Par LA LETTRE DES JURISTES D'AFFAIRES
Paru dans La Lettre des Juristes d'Affaires n°1344 du 02 avril 2018
Par Jeanne DISSET

La loi de modernisation de la justice du XXIe siècle prévoit que les cours d’appel établissent des listes de médiateurs. C’est ce que la cour d’appel de Paris réalise en ce moment, jusqu’au 30 avril prochain. Les juges comme les justiciables ont en effet besoin de pouvoir identifier facilement des médiateurs, ce qui n’est pas tâche aisée aujourd’hui. Une solution pour donner un élan à la médiation qui stagne, notamment au niveau judiciaire ?

Le développement de la médiation ne passera que par sa connaissance et sa reconnaissance. L’un des freins est sans aucun doute la difficulté de trouver la personne clé.

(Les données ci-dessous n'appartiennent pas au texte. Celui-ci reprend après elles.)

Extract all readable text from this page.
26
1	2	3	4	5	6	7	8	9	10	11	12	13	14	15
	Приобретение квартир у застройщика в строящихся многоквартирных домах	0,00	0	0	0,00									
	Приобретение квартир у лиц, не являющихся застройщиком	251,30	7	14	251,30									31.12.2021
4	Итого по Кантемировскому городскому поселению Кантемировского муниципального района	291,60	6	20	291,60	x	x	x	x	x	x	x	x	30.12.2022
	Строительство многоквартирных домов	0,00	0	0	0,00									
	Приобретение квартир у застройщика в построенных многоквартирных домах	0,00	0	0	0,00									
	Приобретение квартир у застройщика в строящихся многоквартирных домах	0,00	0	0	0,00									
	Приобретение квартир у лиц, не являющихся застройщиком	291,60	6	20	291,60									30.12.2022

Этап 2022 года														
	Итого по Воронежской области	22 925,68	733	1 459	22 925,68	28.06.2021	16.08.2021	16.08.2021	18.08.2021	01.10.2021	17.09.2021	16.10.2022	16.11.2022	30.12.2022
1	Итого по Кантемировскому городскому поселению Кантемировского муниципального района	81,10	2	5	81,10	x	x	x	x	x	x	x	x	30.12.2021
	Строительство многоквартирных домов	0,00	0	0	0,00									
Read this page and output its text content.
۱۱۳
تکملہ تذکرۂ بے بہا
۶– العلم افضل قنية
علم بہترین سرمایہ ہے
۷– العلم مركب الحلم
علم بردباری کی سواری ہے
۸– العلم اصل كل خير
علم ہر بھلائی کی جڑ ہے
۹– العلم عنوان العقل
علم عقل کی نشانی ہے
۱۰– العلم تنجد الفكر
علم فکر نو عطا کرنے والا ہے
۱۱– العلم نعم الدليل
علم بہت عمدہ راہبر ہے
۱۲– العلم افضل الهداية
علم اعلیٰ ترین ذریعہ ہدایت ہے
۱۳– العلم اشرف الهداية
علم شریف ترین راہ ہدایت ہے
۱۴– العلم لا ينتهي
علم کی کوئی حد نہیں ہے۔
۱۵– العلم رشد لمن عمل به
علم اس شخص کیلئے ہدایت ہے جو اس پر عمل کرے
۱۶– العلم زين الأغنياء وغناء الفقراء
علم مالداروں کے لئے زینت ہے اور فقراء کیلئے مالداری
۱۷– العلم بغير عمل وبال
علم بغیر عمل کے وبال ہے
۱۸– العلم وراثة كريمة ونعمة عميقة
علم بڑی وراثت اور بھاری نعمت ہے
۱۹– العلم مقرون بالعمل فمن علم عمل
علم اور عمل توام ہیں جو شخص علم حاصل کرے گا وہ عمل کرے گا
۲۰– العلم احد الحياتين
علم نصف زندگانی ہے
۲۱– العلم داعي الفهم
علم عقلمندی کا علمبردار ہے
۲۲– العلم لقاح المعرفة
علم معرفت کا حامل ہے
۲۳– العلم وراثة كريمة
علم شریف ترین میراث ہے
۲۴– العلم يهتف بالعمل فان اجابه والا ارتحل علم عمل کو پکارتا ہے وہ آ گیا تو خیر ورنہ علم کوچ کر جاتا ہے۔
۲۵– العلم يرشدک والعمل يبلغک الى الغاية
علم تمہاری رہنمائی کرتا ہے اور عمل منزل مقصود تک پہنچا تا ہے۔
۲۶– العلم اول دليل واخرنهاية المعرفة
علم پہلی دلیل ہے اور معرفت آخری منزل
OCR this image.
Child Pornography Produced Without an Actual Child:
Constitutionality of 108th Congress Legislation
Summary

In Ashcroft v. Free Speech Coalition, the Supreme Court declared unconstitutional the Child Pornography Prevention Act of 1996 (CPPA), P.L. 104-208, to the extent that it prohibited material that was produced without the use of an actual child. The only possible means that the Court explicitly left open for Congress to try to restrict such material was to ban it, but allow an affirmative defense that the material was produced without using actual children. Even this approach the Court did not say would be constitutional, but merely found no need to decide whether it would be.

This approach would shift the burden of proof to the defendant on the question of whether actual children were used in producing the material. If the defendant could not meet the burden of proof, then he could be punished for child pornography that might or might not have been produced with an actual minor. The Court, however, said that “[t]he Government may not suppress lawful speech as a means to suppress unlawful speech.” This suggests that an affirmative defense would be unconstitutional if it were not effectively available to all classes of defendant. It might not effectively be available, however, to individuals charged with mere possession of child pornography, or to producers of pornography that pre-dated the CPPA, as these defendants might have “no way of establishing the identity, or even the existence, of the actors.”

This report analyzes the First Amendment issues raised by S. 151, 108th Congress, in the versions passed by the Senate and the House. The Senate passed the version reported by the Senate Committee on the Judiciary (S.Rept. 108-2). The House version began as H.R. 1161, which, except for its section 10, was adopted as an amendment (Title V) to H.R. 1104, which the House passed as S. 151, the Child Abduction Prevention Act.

Une tâche d’autant plus complexe que médiateur ne relève pas d’une profession réglementée et structurée.

En matière conventionnelle (quand les parties nomment le médiateur), si la liberté de choix reste de mise, un certain recensement, avec transparence et médiatisation, fait ses preuves. Les centres, les associations, les professions réglementées pratiquant la médiation ont d’ores et déjà constitué des listes, avec des critères clairs. Le CNB a même un site internet dédié. Pour l’Ordre, la liste des avocats médiateurs ou pratiquant la médiation est même enrichie de confrères formés au processus collaboratif.

Pour la médiation judiciaire (quand le juge invite à la médiation), la loi justice du XXIe siècle propose donc de pallier la difficulté d’accès à l’information par une liste gérée et publiée par les cours d’appel. Un modèle qui rappelle celui des experts judiciaires.

Avalanche de candidatures à la cour d’appel de Paris

Les cours ont donc entrepris d’établir les listes pour le civil, le social et le commercial, avec une rubrique spécifique pour les médiateurs familiaux. Voici trois ans que le travail a débuté, tout en s’adaptant au fur et à mesure de la publication du décret du 9 octobre 2017 et de la circulaire du 8 février 2018 (qui fixent les conditions pour figurer sur ces listes). Certaines cours ont expérimenté des solutions avec des acteurs de la médiation. La plateforme de la médiation (1) a par exemple proposé de « mettre à disposition de chaque cour d’appel des listes de médiateurs sans aucun coût pour la justice mais avec l’assurance pour les magistrats d’une sélection préalable ». La cour d’appel de Paris, devant l’affluence des candidatures, a pour sa part choisi l’échange et la concertation avec des associations. Elle a ainsi passé un accord avec des acteurs clés comme le CMAP ou l’ANM et accepté leur candidature comme « personnes morales ». Chacun de ces organismes effectuera une sélection préalable de noms, transmise à la cour et destinée à intégrer la liste globale. Mais aucune des cours d’appel ne semble, pour le moment, avoir passé d’accord avec les avocats, les notaires ou les huissiers. Ceux-ci doivent donc, s’ils ne sont pas membres d’une des associations concernées, présenter une candidature individuelle. Pour les avocats, la profession semble plus tournée vers la médiatisation de la médiation conventionnelle, même si elle reste impliquée dans les travaux de la cour.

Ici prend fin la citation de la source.